Cuisine: American
This is the eatery to which every manager brings their new employee on their first day. You know the place. The slightly crunchy, slightly hipster-y casual joint with a menu for every innocuous American taste. Some sandwiches, some salads, some protein and grain bowls for the vegetarian or the meat-a-tarian. Because that manager doesn’t know if their new person eats animals or “ethnic” food or anything too weird. Nope, this is the perfect panacea for feeding the mysterious office worker without making them stand at a counter or awkwardly sit in a conference room with some takeout.
There has always been a dearth of decent options of this type in the Hudson Square area. For several years there was nothing but carts and trucks, which are certainly a decent choice if you just need to grab something to bring back to your desk. And, in recent years, some of the more fast food soup and sandwich-based restaurants have vanished and some more fast casual places have opened — most salad or bowl-based — but there are just very few of these chill restaurants where you can get somewhat generic grub served by a tattooed duded with a topknot and still feel like you’re eating healthy. Because green food equals good.
Haloumi.
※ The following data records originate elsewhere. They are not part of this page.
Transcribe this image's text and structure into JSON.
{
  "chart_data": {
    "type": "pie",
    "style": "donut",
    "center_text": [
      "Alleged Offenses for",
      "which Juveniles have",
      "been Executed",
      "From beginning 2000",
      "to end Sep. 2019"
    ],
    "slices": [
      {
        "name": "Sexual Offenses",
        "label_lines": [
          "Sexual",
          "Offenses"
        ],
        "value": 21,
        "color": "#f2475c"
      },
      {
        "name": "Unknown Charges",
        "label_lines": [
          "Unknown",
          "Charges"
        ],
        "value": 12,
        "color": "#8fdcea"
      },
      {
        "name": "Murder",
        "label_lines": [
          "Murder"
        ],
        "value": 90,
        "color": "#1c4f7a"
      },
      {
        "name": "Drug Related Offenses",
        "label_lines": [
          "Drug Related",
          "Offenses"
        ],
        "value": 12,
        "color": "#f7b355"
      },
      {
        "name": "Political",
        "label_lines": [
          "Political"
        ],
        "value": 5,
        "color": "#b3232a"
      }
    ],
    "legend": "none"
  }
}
A fun word to say and something like I feel Westville would have on their menu on top of fries or in some lettuce or something. Weirdly, they don’t. So much for that. But they do have everything else you’d expect: sweet potato fries (truffle parm or plain), a Beyond burger, arugula and kale salads, seared tofu and a “Hebrew” hot dog duo. Yeah, that last one surprised me, too. But you gotta mix in the lowbrow with the medium-brow, I suppose. But, at the heart of their menu are their market bowls. Which is just what we’ve come to expect everywhere since Dig Inn put their mark on the city. A grain base with a couple veggies and a protein (if you’re into that kind of thing). I went for the jasmine rice (with a teriyaki sauce), broccoli, brussels sprouts and grilled chicken. Frankly, it’s more than I usually eat for lunch, but I was eating on someones else’s dime, so why not?
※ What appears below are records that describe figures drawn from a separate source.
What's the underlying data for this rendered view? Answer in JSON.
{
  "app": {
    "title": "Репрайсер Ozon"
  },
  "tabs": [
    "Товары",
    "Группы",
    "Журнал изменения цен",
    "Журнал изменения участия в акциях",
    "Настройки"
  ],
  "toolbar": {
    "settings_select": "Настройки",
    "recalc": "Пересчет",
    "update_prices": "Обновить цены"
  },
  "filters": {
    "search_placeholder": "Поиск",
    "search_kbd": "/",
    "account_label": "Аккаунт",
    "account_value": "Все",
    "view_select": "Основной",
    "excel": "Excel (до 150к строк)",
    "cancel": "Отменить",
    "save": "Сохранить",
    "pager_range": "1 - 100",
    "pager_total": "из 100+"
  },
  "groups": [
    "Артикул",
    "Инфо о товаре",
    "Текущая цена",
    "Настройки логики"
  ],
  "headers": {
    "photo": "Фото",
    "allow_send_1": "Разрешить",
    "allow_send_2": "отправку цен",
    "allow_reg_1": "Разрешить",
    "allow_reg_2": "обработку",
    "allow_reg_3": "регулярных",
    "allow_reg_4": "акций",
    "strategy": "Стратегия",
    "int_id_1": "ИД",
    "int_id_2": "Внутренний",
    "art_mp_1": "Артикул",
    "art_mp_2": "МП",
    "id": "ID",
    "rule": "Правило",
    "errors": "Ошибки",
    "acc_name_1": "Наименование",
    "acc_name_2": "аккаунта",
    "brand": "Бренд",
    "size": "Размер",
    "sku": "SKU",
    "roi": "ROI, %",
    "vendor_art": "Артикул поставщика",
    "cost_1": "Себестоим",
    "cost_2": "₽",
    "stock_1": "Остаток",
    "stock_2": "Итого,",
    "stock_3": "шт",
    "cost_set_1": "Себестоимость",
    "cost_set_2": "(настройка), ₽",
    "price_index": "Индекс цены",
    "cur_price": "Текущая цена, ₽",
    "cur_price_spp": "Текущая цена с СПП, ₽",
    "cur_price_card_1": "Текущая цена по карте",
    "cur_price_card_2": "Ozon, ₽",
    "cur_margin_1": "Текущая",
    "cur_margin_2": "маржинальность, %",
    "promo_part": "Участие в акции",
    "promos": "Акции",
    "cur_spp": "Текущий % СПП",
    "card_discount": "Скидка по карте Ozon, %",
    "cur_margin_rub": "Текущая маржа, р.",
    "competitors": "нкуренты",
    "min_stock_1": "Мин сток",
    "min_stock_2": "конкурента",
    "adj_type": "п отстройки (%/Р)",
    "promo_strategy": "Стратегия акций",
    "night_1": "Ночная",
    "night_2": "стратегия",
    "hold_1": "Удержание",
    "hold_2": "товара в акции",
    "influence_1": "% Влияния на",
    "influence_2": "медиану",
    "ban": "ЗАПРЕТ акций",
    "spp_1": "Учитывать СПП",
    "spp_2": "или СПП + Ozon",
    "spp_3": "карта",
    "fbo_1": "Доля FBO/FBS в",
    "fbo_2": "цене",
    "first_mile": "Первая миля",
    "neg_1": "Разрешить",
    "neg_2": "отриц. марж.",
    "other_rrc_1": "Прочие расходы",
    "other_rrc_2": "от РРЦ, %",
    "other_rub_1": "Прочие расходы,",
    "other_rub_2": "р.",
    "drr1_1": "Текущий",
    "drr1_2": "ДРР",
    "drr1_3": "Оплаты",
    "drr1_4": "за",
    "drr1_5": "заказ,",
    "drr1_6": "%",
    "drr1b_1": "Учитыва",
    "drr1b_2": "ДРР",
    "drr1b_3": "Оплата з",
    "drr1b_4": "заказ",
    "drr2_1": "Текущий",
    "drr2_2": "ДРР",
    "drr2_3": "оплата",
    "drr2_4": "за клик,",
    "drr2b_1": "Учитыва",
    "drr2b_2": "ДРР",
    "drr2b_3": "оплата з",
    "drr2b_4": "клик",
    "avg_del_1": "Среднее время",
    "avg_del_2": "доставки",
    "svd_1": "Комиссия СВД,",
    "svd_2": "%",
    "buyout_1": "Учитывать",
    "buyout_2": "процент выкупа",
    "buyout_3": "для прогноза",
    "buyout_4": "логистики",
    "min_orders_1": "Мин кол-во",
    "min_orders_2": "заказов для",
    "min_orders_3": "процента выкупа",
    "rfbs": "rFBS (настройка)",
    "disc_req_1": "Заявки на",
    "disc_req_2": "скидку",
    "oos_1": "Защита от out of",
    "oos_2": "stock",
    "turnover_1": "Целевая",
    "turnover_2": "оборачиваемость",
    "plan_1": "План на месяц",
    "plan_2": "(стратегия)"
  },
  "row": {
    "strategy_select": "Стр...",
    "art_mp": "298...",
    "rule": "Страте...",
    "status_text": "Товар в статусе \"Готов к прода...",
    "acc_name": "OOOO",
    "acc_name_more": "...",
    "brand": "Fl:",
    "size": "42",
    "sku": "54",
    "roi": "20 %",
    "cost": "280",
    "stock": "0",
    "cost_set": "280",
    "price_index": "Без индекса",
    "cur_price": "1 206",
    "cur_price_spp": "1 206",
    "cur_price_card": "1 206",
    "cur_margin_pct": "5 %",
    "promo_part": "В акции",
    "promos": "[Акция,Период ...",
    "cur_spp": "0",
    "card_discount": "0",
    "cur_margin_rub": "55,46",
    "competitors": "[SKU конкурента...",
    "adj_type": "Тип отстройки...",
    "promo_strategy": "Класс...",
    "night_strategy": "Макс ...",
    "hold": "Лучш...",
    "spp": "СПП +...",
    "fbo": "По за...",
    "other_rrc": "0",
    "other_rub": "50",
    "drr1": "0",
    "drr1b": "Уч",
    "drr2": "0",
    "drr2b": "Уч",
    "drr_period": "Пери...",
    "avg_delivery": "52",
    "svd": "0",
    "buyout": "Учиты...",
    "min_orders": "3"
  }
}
It was all totally fine; exactly as you’d expect. Though the stout broccoli trunks would take the powerful jaws of a beaver and someone way suaver than me to eat with any kind of decorum. I looked around the small-ish dining room with its high ceiling and laid-back wood interior that looked like a cross between something you might find in Woodstock and the old Soho of 1996 and saw pretty much me and my tablemate mirrored across the dining room. White and older than patrons that pack the area salad and fast-casual places I normally haunt. But appropriately office-ish. Mixed in with the oddly lululemoned ladies who walk the neighborhood throughout the morning and afternoon with no particular destination other than their pilates gym, or whatever the latest thing is. Because white ladies need quinoa bowls too.